Run for your lives! We have EVERYTHING to fear, including “fear itself.”

If FDR Built It, Donald Trump Wants to Destroy It

FDR’s “nothing to fear” line is one of the most memorable in history, and perhaps one of the least understood. Surely everybody fears something—like, say, death. And why would people fear “fear itself”?

Only by considering the context of that day—FDR’s first inauguration—can we begin to grasp what he was talking about, and why the line resonated so deeply. It was a time when the Great Depression was raging and a quarter of all workers were unemployed. Industries had withered. Farmers found no market for their goods. Banks failed and family savings were wiped out. Foreclosures and bankruptcies were rampant. FDR acknowledged the “dark realities of the moment.” People were fearful.

But this was just the launching point for his bright sweeping vision for the future, to respond to Americans’ demand for “action, and action now.” He proposed vast public jobs programs, putting the unemployed to work building the nation’s infrastructure and protecting natural resources. He proposed agricultural reforms, foreclosure relief, and reining in irresponsible speculation by banks and Wall Street. He spoke soaringly of leadership “which aims at a larger good,” acting on “old and precious moral values.”
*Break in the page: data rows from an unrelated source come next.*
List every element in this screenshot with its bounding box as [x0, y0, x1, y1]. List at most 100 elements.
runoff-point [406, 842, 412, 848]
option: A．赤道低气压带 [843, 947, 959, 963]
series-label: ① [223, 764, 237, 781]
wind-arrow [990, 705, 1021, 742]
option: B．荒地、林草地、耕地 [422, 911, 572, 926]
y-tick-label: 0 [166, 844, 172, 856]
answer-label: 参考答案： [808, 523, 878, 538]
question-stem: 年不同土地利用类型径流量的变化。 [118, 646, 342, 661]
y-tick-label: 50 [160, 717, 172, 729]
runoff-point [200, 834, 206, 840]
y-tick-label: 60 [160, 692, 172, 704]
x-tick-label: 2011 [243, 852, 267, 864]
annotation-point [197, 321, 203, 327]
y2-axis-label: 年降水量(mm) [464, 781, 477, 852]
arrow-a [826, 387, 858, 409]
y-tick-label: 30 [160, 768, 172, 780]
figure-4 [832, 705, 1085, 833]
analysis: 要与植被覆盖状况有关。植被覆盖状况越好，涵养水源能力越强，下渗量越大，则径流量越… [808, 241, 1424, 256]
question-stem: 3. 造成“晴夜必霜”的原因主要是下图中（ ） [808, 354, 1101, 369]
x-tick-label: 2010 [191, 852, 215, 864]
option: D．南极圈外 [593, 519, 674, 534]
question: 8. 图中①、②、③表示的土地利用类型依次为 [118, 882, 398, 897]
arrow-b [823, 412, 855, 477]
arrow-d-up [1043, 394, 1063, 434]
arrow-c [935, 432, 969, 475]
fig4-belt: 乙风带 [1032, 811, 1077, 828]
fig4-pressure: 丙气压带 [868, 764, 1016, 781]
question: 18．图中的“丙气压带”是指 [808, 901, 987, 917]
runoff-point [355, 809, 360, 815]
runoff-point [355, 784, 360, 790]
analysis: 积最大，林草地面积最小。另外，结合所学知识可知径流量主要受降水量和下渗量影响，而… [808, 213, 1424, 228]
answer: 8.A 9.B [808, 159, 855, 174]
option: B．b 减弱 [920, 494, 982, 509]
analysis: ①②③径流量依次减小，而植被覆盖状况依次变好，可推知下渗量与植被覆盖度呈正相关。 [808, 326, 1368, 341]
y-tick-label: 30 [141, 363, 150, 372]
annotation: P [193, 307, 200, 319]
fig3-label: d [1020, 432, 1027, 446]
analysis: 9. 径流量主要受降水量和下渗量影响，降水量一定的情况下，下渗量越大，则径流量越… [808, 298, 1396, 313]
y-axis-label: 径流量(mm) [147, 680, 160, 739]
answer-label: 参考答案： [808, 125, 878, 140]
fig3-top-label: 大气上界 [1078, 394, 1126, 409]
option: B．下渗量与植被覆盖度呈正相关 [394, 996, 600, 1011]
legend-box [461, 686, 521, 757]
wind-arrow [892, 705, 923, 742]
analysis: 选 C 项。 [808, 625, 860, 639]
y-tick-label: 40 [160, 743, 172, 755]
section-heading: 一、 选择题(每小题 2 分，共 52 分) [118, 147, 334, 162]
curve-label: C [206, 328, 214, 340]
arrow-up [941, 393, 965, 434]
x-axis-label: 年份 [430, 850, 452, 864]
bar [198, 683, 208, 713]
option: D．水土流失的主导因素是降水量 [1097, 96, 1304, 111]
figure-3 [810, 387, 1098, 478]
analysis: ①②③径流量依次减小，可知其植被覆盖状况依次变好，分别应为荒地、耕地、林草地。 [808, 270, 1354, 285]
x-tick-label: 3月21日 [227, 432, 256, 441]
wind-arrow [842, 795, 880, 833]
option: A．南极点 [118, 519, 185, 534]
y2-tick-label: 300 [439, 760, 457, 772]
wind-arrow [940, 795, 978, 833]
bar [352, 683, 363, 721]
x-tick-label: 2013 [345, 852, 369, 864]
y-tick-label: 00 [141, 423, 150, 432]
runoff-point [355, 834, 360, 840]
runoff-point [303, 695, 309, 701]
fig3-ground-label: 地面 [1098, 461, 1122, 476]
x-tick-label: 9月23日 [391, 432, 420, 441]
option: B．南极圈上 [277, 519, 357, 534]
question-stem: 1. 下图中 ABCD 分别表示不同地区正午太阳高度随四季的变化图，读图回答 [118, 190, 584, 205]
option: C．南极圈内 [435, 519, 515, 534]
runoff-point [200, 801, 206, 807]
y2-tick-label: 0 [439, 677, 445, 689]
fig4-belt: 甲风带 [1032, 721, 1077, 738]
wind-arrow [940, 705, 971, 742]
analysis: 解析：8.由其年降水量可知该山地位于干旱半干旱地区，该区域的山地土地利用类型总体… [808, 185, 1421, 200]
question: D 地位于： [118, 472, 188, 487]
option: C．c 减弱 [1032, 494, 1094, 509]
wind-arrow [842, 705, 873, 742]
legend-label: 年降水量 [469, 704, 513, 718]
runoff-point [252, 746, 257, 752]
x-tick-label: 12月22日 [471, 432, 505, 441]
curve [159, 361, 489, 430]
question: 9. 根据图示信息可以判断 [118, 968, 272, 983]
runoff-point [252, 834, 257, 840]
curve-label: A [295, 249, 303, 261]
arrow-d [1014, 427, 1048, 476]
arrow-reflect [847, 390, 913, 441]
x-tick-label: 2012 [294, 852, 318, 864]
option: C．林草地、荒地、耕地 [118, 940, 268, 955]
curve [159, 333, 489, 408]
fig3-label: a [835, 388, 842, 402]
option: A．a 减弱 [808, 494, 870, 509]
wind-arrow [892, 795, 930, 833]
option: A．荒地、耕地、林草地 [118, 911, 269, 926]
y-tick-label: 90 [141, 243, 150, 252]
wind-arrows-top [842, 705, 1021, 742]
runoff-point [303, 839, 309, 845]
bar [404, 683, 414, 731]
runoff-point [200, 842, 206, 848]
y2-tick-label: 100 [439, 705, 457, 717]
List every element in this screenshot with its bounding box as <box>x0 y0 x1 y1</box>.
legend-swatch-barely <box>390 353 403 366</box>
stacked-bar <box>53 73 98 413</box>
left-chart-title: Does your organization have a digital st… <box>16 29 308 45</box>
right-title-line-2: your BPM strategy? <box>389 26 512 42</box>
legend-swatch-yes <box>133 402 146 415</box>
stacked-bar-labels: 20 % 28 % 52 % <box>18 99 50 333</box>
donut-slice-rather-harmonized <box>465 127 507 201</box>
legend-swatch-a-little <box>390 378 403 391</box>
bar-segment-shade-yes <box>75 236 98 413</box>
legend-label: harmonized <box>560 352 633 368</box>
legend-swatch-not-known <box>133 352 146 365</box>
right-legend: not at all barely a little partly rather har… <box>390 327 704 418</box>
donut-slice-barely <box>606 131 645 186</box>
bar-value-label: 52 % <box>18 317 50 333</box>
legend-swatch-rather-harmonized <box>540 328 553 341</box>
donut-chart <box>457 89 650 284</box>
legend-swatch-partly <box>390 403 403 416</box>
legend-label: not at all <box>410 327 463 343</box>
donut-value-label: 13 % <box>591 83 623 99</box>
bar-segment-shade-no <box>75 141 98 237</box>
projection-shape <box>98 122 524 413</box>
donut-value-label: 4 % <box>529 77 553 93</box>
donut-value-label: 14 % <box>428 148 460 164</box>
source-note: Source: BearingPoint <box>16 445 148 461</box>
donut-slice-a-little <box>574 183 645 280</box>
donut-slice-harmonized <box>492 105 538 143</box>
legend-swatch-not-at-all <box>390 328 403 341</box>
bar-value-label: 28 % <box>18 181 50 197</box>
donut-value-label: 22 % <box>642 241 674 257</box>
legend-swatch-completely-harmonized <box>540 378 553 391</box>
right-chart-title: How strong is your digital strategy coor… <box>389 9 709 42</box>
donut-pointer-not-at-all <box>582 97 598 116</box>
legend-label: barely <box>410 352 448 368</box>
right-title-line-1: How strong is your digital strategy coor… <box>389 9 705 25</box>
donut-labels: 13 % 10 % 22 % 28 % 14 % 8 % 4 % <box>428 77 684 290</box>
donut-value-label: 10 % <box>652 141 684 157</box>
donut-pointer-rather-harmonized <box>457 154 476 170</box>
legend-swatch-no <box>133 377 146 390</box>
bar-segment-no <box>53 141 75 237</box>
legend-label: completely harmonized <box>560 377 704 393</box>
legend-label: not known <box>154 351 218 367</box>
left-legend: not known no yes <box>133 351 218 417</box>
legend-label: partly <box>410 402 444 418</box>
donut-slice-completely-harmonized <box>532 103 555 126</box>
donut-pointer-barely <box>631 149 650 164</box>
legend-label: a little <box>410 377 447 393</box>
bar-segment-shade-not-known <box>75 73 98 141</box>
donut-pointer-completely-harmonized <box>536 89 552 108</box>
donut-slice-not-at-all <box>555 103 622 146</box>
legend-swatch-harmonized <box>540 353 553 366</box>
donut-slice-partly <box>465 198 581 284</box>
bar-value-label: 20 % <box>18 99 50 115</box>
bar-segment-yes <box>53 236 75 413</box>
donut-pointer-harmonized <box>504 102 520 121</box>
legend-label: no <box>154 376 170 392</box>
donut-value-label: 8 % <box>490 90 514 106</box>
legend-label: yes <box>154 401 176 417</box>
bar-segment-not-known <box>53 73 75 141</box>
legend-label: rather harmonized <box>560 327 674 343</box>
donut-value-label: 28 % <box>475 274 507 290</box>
“Our constitutional system has proved itself the most superbly enduring political mechanism the world has ever known,” he exalted. “It has met every stress … of foreign wars, and of bitter internal strife.”

He reassured a desperate public that “this great nation will endure as it has endured, will revive and prosper.”

So, yes, America, times are tough, said FDR, but they’ve been worse, and with “the warm courage of national unity,” there is no obstacle we cannot overcome. With resolute action by a newly invigorated government, there is nothing at all to fear.

He had campaigned throughout with “unadulterated joy” (in the words of close aide Ray Moley) for his rosy New Deal for the American people, and brought great happiness and confidence into the White House, according to the Secret Service chief who oversaw the transition from Hoover to Roosevelt.

Trump turns this visionary optimism upside down and inside out. From a period of what he describes as darkness, he promises … more darkness. Retribution against his political enemies. Gutting the nonpolitical civil service and requiring personal loyalty. Making the Justice Department his personal instrument. Pardoning those who savagely attacked police and waged an insurrection against our Constitution. Harassment or de-licensing of unfavorable media outlets. Backsliding on climate pollution, gun violence, reproductive rights, civil rights and voting rights. Giving Putin some or all of Ukraine. “I don’t give a shit about NATO.”

Follow-up pop quiz. Who said this?

Trump is “more dangerous than anyone could ever imagine.”

Answer: Trump’s Secretary of Defense, General James Mattis.

What’s truly dangerous: Trump inviting comparisons to FDR. No way can that go well for him.